We were sheltered from the wind at the summit, and the weather was looking fantastic! There were almost no puffy clouds in sight, and we forecast that there would be no storm clouds all afternoon (which turned out to be correct), and found a comfortable spot to lie down at the summit, eat breakfast, and enjoy the views. Here‘s a photo of the southeast ridge from the summit:
I don‘t know if Columbia had seen very little traffic since last year, or if the summit register had been buried in snow all winter and had just emerged into daylight, but we were only the 8th and 9th people to sign the register since September, and everyone else in that interval had also signed the register that weekend. (That seems kind of sparse for Columbia to me, so I‘m going to go with the "buried in snow" theory.)

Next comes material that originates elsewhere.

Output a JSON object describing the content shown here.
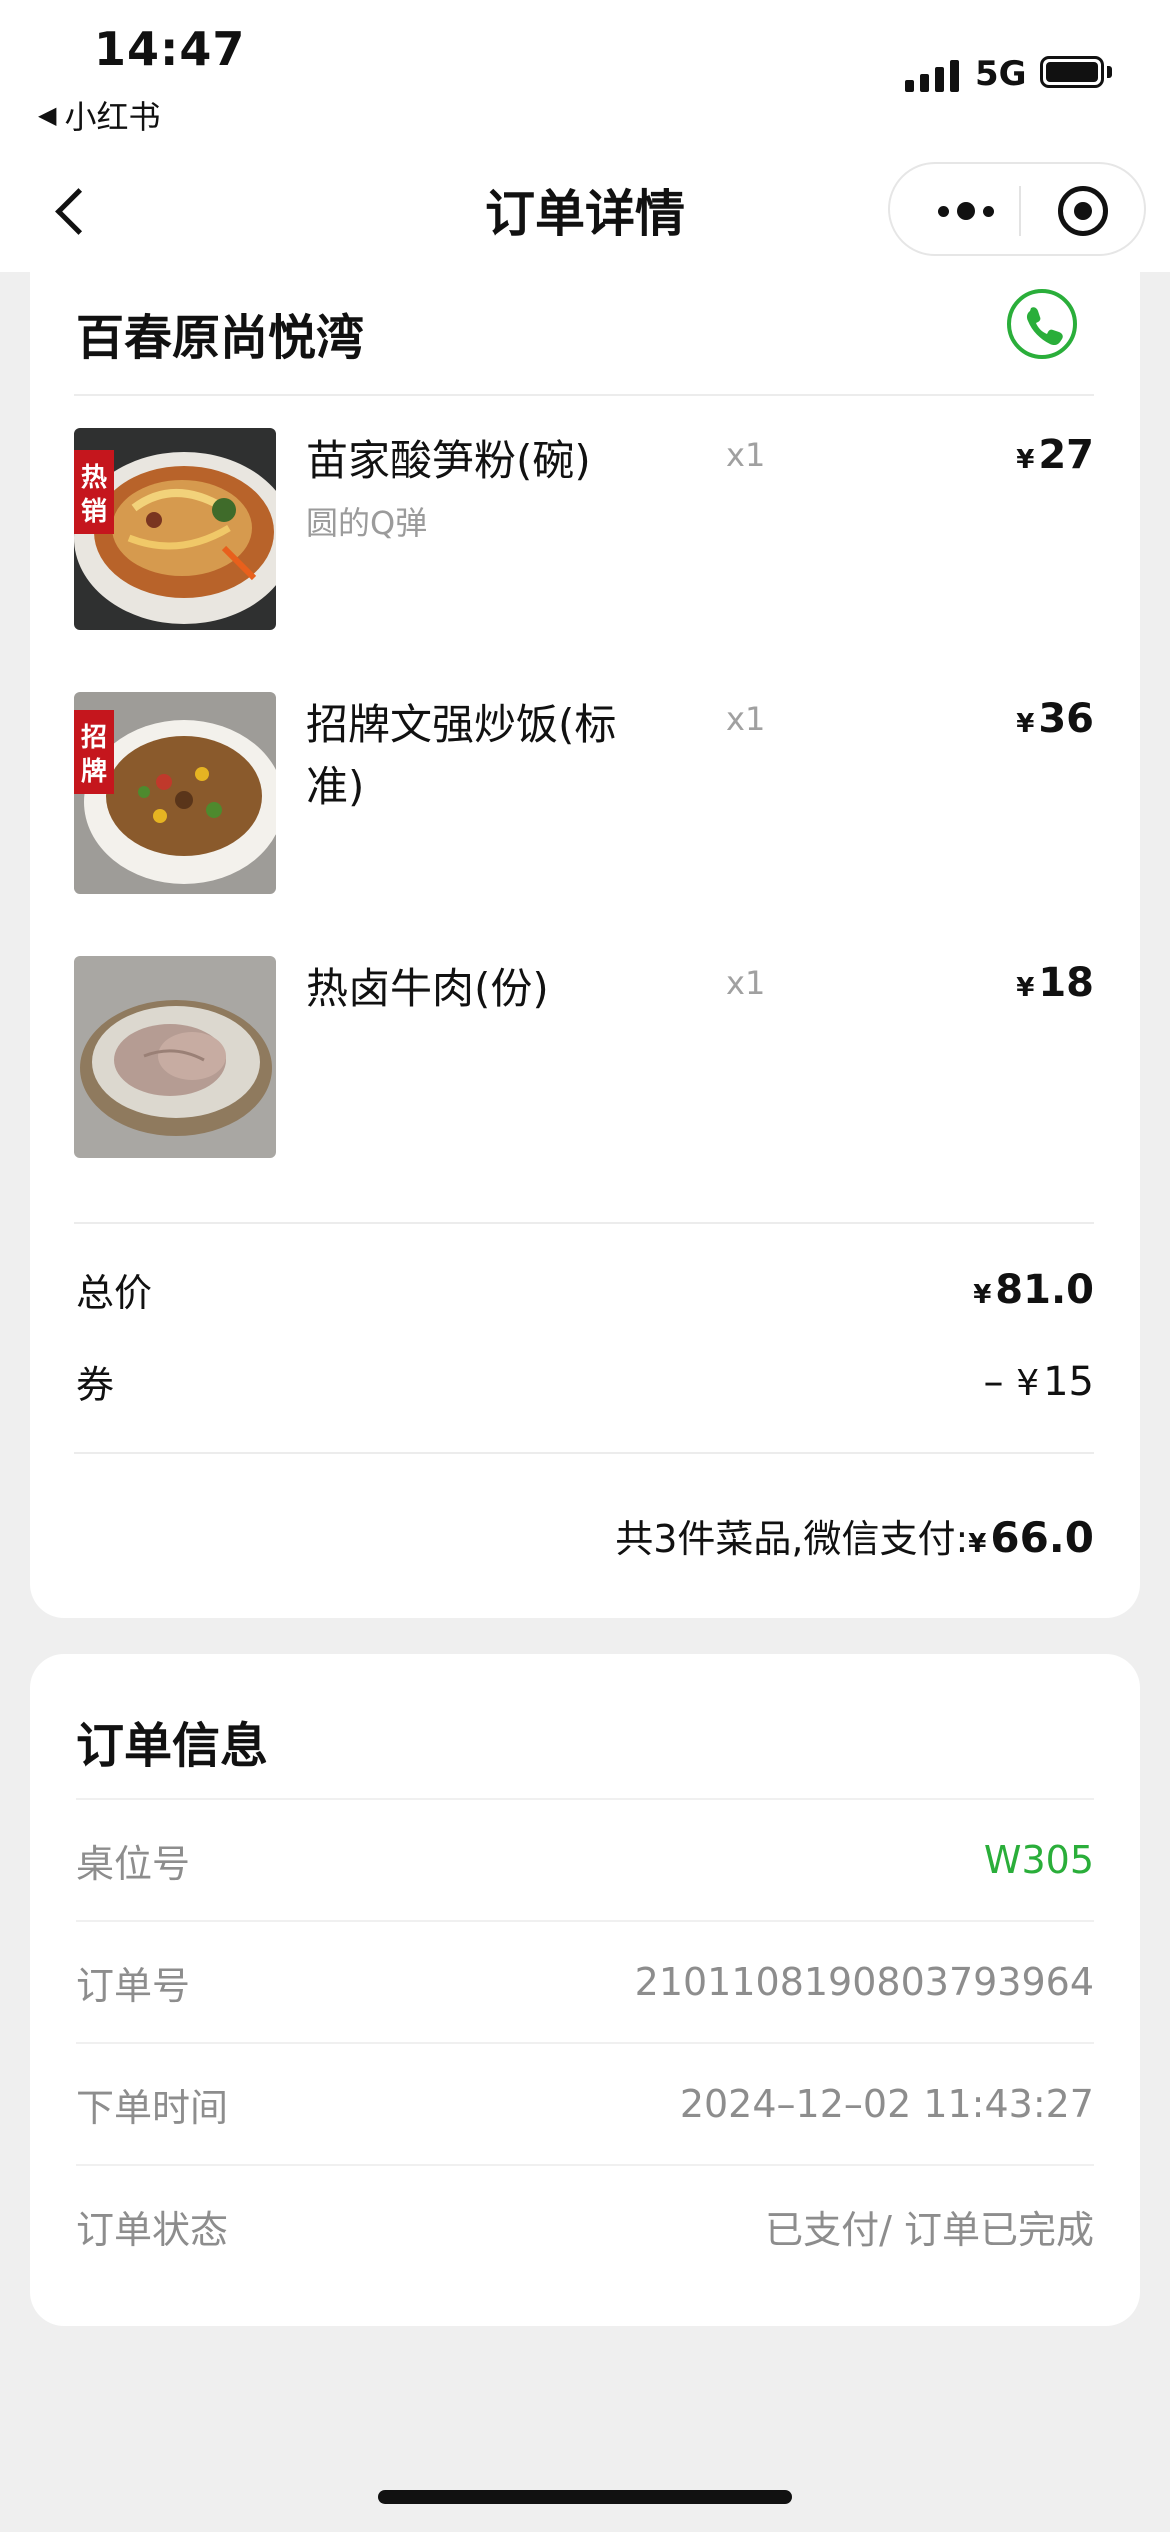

When we finally decided to head back down the southeast ridge, it took us a bit longer than we expected to reach treeline. I don‘t think we truly appreciated how long and shallow the elevation change is up high on that ridge until we started watching the clock on the way down. In retrospect, we should have left the trailhead before 4:15am to guarantee safety from lightning, given how long it took us to reach treeline up on that ridge. We fortunately didn‘t need to exercise our bailout plans (west into Horn Fork Basin or east down toward the Harvard Lakes and the Colorado Trail), but we might have had to make a dash for it if the weather hadn‘t been so nice that day!
I took advantage of the nice weather to snap a bunch of photos of the route on the way down, and we added a few cairns here and there along the path through the trees. But the desire to document and cairn soon yielded to the greater desire to lunch, and we hurried down for a visit to Coyote Cantina.
Overall, I‘d say that this was a very enjoyable hike. We found a very snow-free route, abundant solitude on a 14er, and a chance to get off the beaten path and try something different. However, it was a long day, with 4800‘ of gain and a huge percentage of the time spent above treeline, so I‘d want to watch the weather closely before trying it again.